One of the results of the longitudinal study was that one in five of the subjects had some form of dyslexia. But it also went deeper. Mrs. Shaywitz published a paper that demonstrated dyslexia affected both girls and boys, even though behavioral differences meant that it was hitherto underdiagnosed in girls. The study also showed that dyslexia was lifelong, and that even though a dyslexic person can improve their reading ability, they will always have the disorder. The Shaywitzes don’t think that’s a bad thing.

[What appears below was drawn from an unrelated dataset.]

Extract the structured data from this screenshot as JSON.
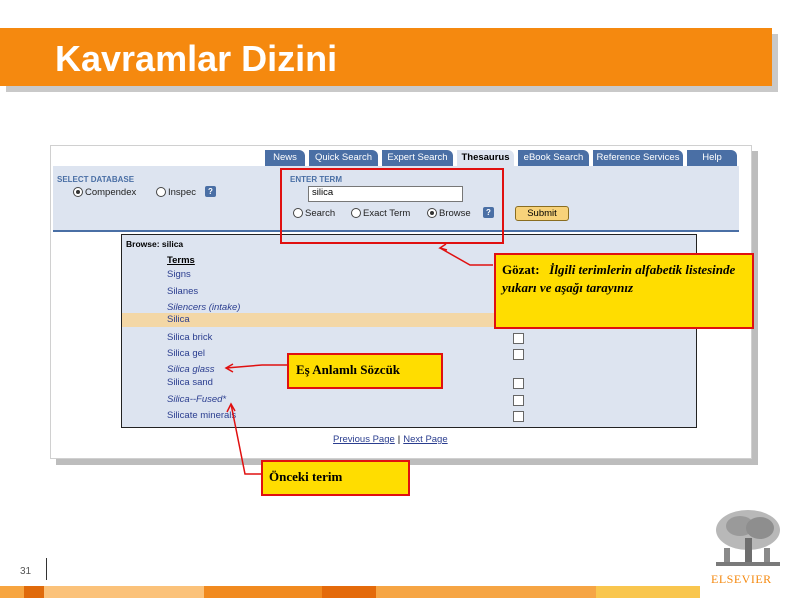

“Knowing that you’re dyslexic and all that it means is empowering,” Mrs. Shaywitz said. “It provides you with self-understanding and awareness. And that what you have has a name. Anxiety comes from the unknown, and when you know it has a name, you know what you need to do.”

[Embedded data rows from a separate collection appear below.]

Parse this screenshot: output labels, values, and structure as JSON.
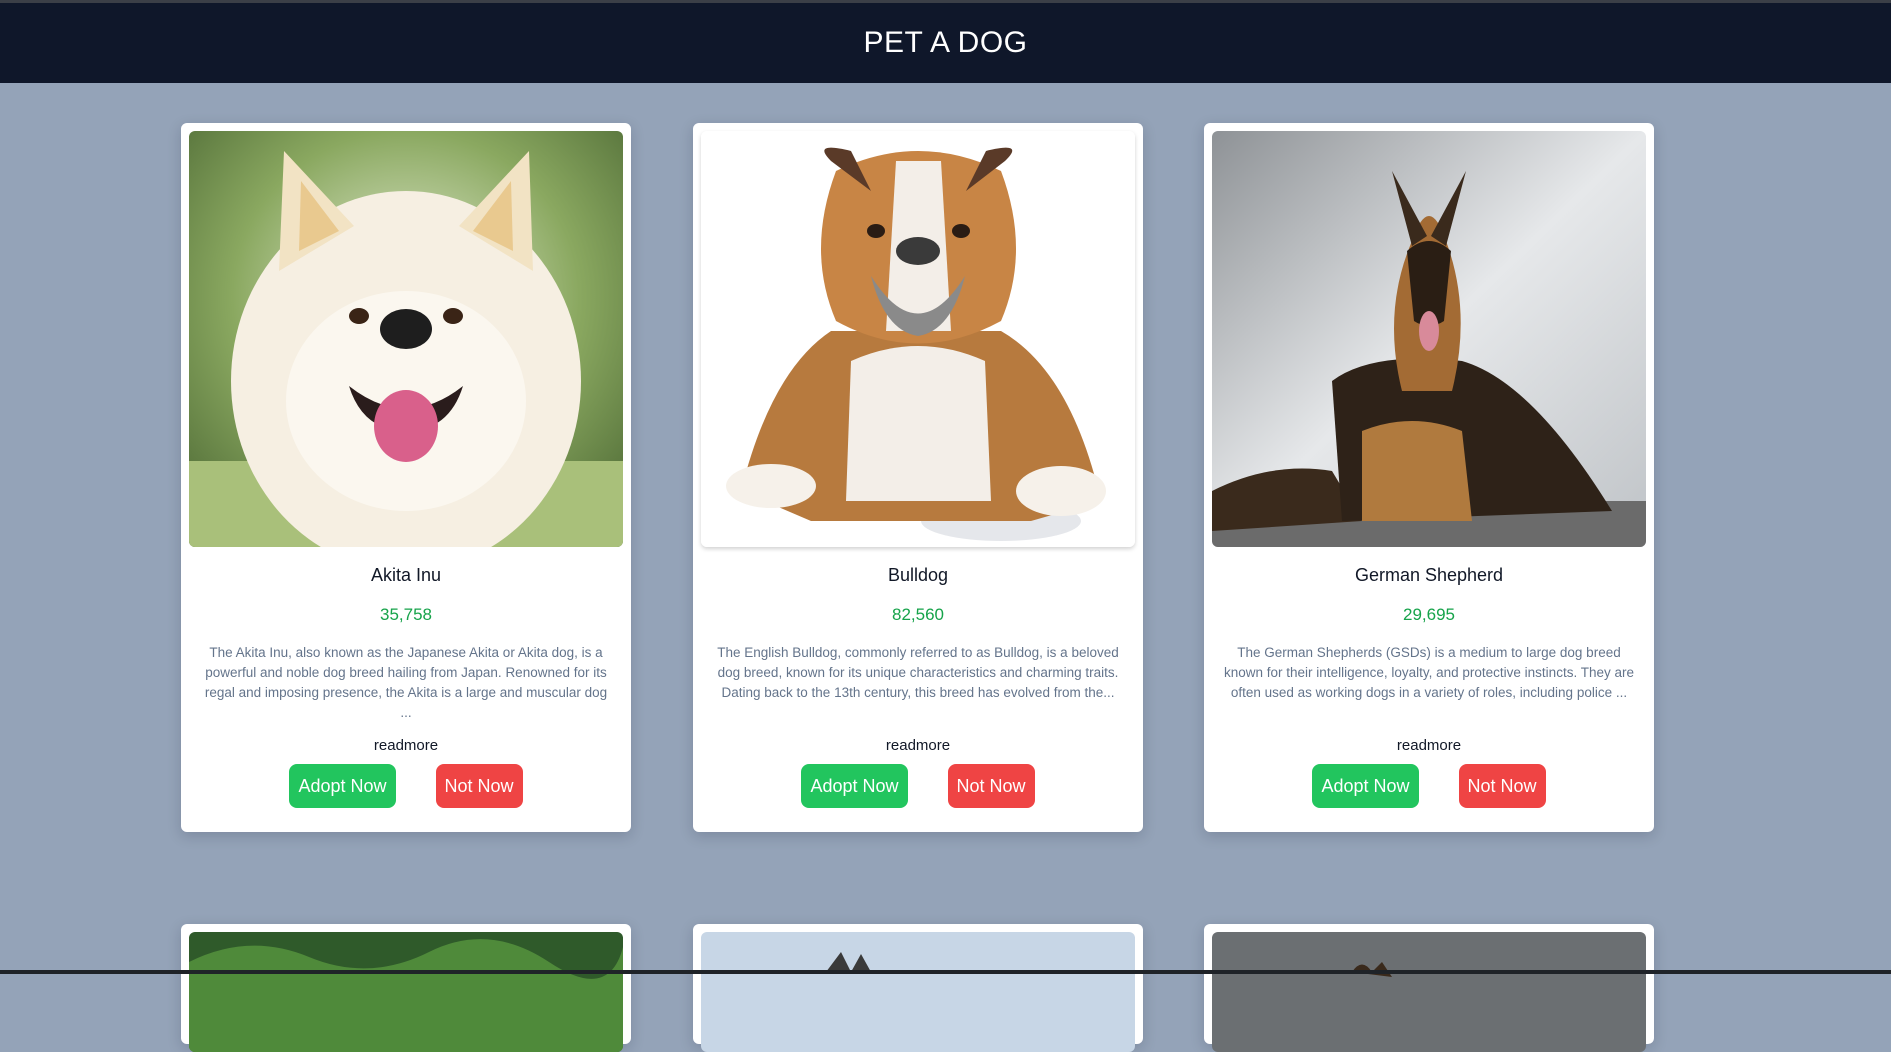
{
  "header": {
    "title": "PET A DOG"
  },
  "cards": [
    {
      "image_icon": "akita-inu-photo",
      "name": "Akita Inu",
      "price": "35,758",
      "description": "The Akita Inu, also known as the Japanese Akita or Akita dog, is a powerful and noble dog breed hailing from Japan. Renowned for its regal and imposing presence, the Akita is a large and muscular dog ...",
      "readmore_label": "readmore",
      "adopt_label": "Adopt Now",
      "reject_label": "Not Now"
    },
    {
      "image_icon": "bulldog-photo",
      "name": "Bulldog",
      "price": "82,560",
      "description": "The English Bulldog, commonly referred to as Bulldog, is a beloved dog breed, known for its unique characteristics and charming traits. Dating back to the 13th century, this breed has evolved from the...",
      "readmore_label": "readmore",
      "adopt_label": "Adopt Now",
      "reject_label": "Not Now"
    },
    {
      "image_icon": "german-shepherd-photo",
      "name": "German Shepherd",
      "price": "29,695",
      "description": "The German Shepherds (GSDs) is a medium to large dog breed known for their intelligence, loyalty, and protective instincts. They are often used as working dogs in a variety of roles, including police ...",
      "readmore_label": "readmore",
      "adopt_label": "Adopt Now",
      "reject_label": "Not Now"
    }
  ],
  "colors": {
    "header_bg": "#0f172a",
    "page_bg": "#94a3b8",
    "price": "#16a34a",
    "adopt_button": "#22c55e",
    "reject_button": "#ef4444"
  }
}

Like many couples in their seventies, the Shaywitzes love to come to the Vineyard when they aren’t working. The trouble is, they almost always are. So sometimes they just bring their work with them.

“We’ve been coming for decades, and we just love it,” she said.

While on the Island, the couple has given talks on dyslexia at the West Tisbury Library, the Edgartown School and the Vineyard Center for Living. They’ve worked with librarians and come in the winter to observe teachers, finding that the Island’s educators were far better prepared to deal with dyslexic students than those in other small communities across the country.

“We were very impressed when we observed,” Mrs. Shaywitz said. “And we’ve interacted a lot because we feel like this is home.”

And anyone who is lucky enough to get to spend an afternoon with the Shaywitzes gets to discover that home, for them, means a lot more than physical space. It means a full spread of vegetables, cheeses, chips and crackers — and the opportunity to pack up the leftovers. It means stories of children who went on to Harvard Medical School and grandchildren who may also one day. And it means the genuine offer to test any friends or loved ones who might have dyslexia.

The first written description of dyslexia occurred in 1896, when a doctor in Sussex, England described a 14-year-old student named “Percy F.” as suffering from “congenital word blindness.” The doctor said that Percy had “always been a bright and intelligent boy . . . quick at games, and in no way inferior to others of his age. His great difficulty has been and is now his inability to learn to read.”

That brief description, according to Mrs. Shaywitz, summarizes the paradox that has confounded scientists for a century since — how otherwise intelligent people can struggle to read. Although the Shaywitzes are now in their seventies, they don’t plan to stop working to solve that puzzle any time soon.

“Why would we?” Mrs. Shaywitz said. “There’s so much work to do.”